“硯初也是,不知道心疼人,這麼大的雪,也不帶婉兒避一避。”美婦人摸了下宋綰身上的大氅,柔軟的毛被雪水浸濕了不少。
“皇嫂說的是,是我想的不周到。”蕭野川當即認錯,他就想著趕快走,就冇想著先避一避。
倒是皇後有些詫異了,她輕笑了一聲,“難得。”
“鈴草,快,給婉兒拿一件大氅來,”皇後一臉慈和的看著她。
宋綰第一時間就行了禮,多虧了原主啊,就是不知道行的對不對。
“好孩子,苦了你了,本宮早就想見見你了,硯初不讓,他可緊張你了。本宮又不是什麼吃人的老虎,婉兒隻管把我當做尋常人家的嫂嫂就行,就當在自家一樣。”
皇後拉著宋綰的手往殿內走,剛進來時,她就聞見了一股淡淡橘子皮的清香。
皇後一早就知道人要來,吩咐廚房準備好多瓜果糕點茶水。
殿內很暖和,即使不穿大氅也不會冷到哪裡去,地龍燒的熱熱的。
皇後拉著她手坐到軟榻上,而蕭野川則被遺忘了
“順寧那丫頭一早拿了令牌就出宮去了,說是要去見見你這個小嫂嫂,本宮攔不住。”
說到這兒,皇後掩唇輕笑一聲,“她哪裡知曉,剛離宮不久,陛下就讓硯初帶你進宮來小聚,這下撲了個空。”
宋綰心想,順寧應當是皇後的女兒吧,不知道出宮看她做甚。
蕭野川坐在側麵椅子上,飲了一口熱茶,“那真是不湊巧。”
“順寧呀,今年十六,小丫頭被我和陛下寵壞了,也就硯初能讓她害怕。”皇後說。
宋綰聽著,時不時跟著嘮上兩句,一個時辰過去後,她人已經被屋子裡的地龍熏得熱烘烘的。

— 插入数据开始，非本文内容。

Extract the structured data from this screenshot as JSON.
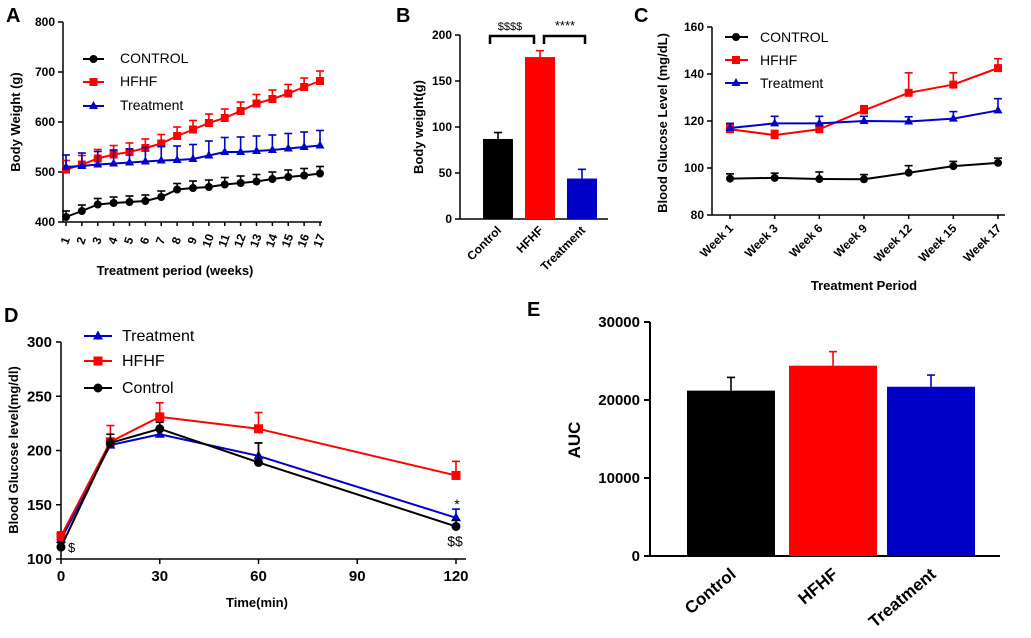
{
  "colors": {
    "control": "#000000",
    "hfhf": "#ff0000",
    "treatment": "#0000c8"
  },
  "chart_data": [
    {
      "panel": "A",
      "type": "line",
      "x": [
        1,
        2,
        3,
        4,
        5,
        6,
        7,
        8,
        9,
        10,
        11,
        12,
        13,
        14,
        15,
        16,
        17
      ],
      "xlabel": "Treatment period (weeks)",
      "ylabel": "Body Weight (g)",
      "ylim": [
        400,
        800
      ],
      "yticks": [
        400,
        500,
        600,
        700,
        800
      ],
      "series": [
        {
          "name": "CONTROL",
          "color": "#000000",
          "marker": "circle",
          "error_dir": 1,
          "values": [
            410,
            422,
            435,
            438,
            440,
            442,
            450,
            465,
            468,
            470,
            475,
            478,
            481,
            486,
            490,
            493,
            497
          ],
          "errors": [
            12,
            12,
            12,
            12,
            12,
            12,
            12,
            12,
            14,
            14,
            14,
            14,
            14,
            14,
            14,
            14,
            14
          ]
        },
        {
          "name": "HFHF",
          "color": "#ff0000",
          "marker": "square",
          "error_dir": 1,
          "values": [
            505,
            515,
            527,
            535,
            540,
            548,
            557,
            572,
            585,
            598,
            608,
            622,
            637,
            646,
            657,
            670,
            682
          ],
          "errors": [
            18,
            18,
            18,
            18,
            18,
            18,
            18,
            18,
            18,
            18,
            18,
            18,
            18,
            18,
            18,
            18,
            20
          ]
        },
        {
          "name": "Treatment",
          "color": "#0000c8",
          "marker": "triangle",
          "error_dir": 1,
          "values": [
            510,
            512,
            515,
            517,
            519,
            521,
            523,
            524,
            526,
            533,
            540,
            540,
            542,
            544,
            547,
            550,
            553
          ],
          "errors": [
            24,
            26,
            26,
            27,
            27,
            28,
            28,
            28,
            29,
            29,
            29,
            30,
            30,
            30,
            30,
            30,
            30
          ]
        }
      ],
      "legend": [
        "CONTROL",
        "HFHF",
        "Treatment"
      ]
    },
    {
      "panel": "B",
      "type": "bar",
      "categories": [
        "Control",
        "HFHF",
        "Treatment"
      ],
      "values": [
        87,
        176,
        44
      ],
      "errors": [
        7,
        7,
        10
      ],
      "colors": [
        "#000000",
        "#ff0000",
        "#0000c8"
      ],
      "ylabel": "Body weight(g)",
      "ylim": [
        0,
        200
      ],
      "yticks": [
        0,
        50,
        100,
        150,
        200
      ],
      "annotations": [
        "$$$$",
        "****"
      ]
    },
    {
      "panel": "C",
      "type": "line",
      "categories": [
        "Week 1",
        "Week 3",
        "Week 6",
        "Week 9",
        "Week 12",
        "Week 15",
        "Week 17"
      ],
      "xlabel": "Treatment Period",
      "ylabel": "Blood Glucose Level (mg/dL)",
      "ylim": [
        80,
        160
      ],
      "yticks": [
        80,
        100,
        120,
        140,
        160
      ],
      "series": [
        {
          "name": "CONTROL",
          "color": "#000000",
          "marker": "circle",
          "error_dir": 1,
          "values": [
            95.5,
            95.8,
            95.3,
            95.2,
            98,
            100.8,
            102.2
          ],
          "errors": [
            2,
            2,
            3,
            2,
            3,
            2,
            2
          ]
        },
        {
          "name": "HFHF",
          "color": "#ff0000",
          "marker": "square",
          "error_dir": 1,
          "values": [
            116.5,
            114,
            116.5,
            124.5,
            132,
            135.5,
            142.5
          ],
          "errors": [
            2,
            2,
            2,
            2,
            8.5,
            5,
            4
          ]
        },
        {
          "name": "Treatment",
          "color": "#0000c8",
          "marker": "triangle",
          "error_dir": 1,
          "values": [
            117,
            119,
            119,
            120,
            119.8,
            121,
            124.5
          ],
          "errors": [
            2,
            3,
            3,
            2,
            2,
            3,
            5
          ]
        }
      ],
      "legend": [
        "CONTROL",
        "HFHF",
        "Treatment"
      ]
    },
    {
      "panel": "D",
      "type": "line",
      "x": [
        0,
        15,
        30,
        60,
        120
      ],
      "xlabel": "Time(min)",
      "ylabel": "Blood Glucose level(mg/dl)",
      "xlim": [
        0,
        120
      ],
      "xticks": [
        0,
        30,
        60,
        90,
        120
      ],
      "ylim": [
        100,
        300
      ],
      "yticks": [
        100,
        150,
        200,
        250,
        300
      ],
      "series": [
        {
          "name": "Treatment",
          "color": "#0000c8",
          "marker": "triangle",
          "error_dir": 1,
          "values": [
            118,
            205,
            215,
            195,
            138
          ],
          "errors": [
            4,
            6,
            6,
            12,
            8
          ]
        },
        {
          "name": "HFHF",
          "color": "#ff0000",
          "marker": "square",
          "error_dir": 1,
          "values": [
            121,
            208,
            231,
            220,
            177
          ],
          "errors": [
            4,
            15,
            13,
            15,
            13
          ]
        },
        {
          "name": "Control",
          "color": "#000000",
          "marker": "circle",
          "error_dir": 1,
          "values": [
            111,
            207,
            220,
            189,
            130
          ],
          "errors": [
            4,
            8,
            6,
            18,
            6
          ]
        }
      ],
      "legend": [
        "Treatment",
        "HFHF",
        "Control"
      ],
      "annotations": [
        "$",
        "*",
        "$$"
      ]
    },
    {
      "panel": "E",
      "type": "bar",
      "categories": [
        "Control",
        "HFHF",
        "Treatment"
      ],
      "values": [
        21200,
        24400,
        21700
      ],
      "errors": [
        1700,
        1800,
        1500
      ],
      "colors": [
        "#000000",
        "#ff0000",
        "#0000c8"
      ],
      "ylabel": "AUC",
      "ylim": [
        0,
        30000
      ],
      "yticks": [
        0,
        10000,
        20000,
        30000
      ]
    }
  ]
}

皇帝踩著時間匆匆趕來,他和幾個大臣一直在商議事情,以及處理宋子溫相關官員的事情,忙得不可開交。
本來抓了蕭野川這個弟弟幫忙,誰知一聽見媳婦進宮了,屁顛屁顛就去接人了。
又是一番行禮,皇帝先把皇後扶了起來,又叫蕭野川和宋綰起身。
“今日風雪有些大,陛下,咱們一會兒吃鍋子怎麼樣?”皇後握著皇帝的手走向軟榻,宋綰則坐到了蕭野川身側的椅子上。
宋綰就說她不喜歡皇宮,也不喜歡皇權,動不動就要下跪行禮,全天下皇帝最大,誰也不能挑戰權威。
她再次當起了透明人,皇帝他們問她話,就答,不問就開小差。
蕭野川要查宋子溫,那就是皇帝要查,宋綰想的是她不過順手推了一把,就算冇有她,宋子溫那一密室的證據,不就等著被髮現嗎?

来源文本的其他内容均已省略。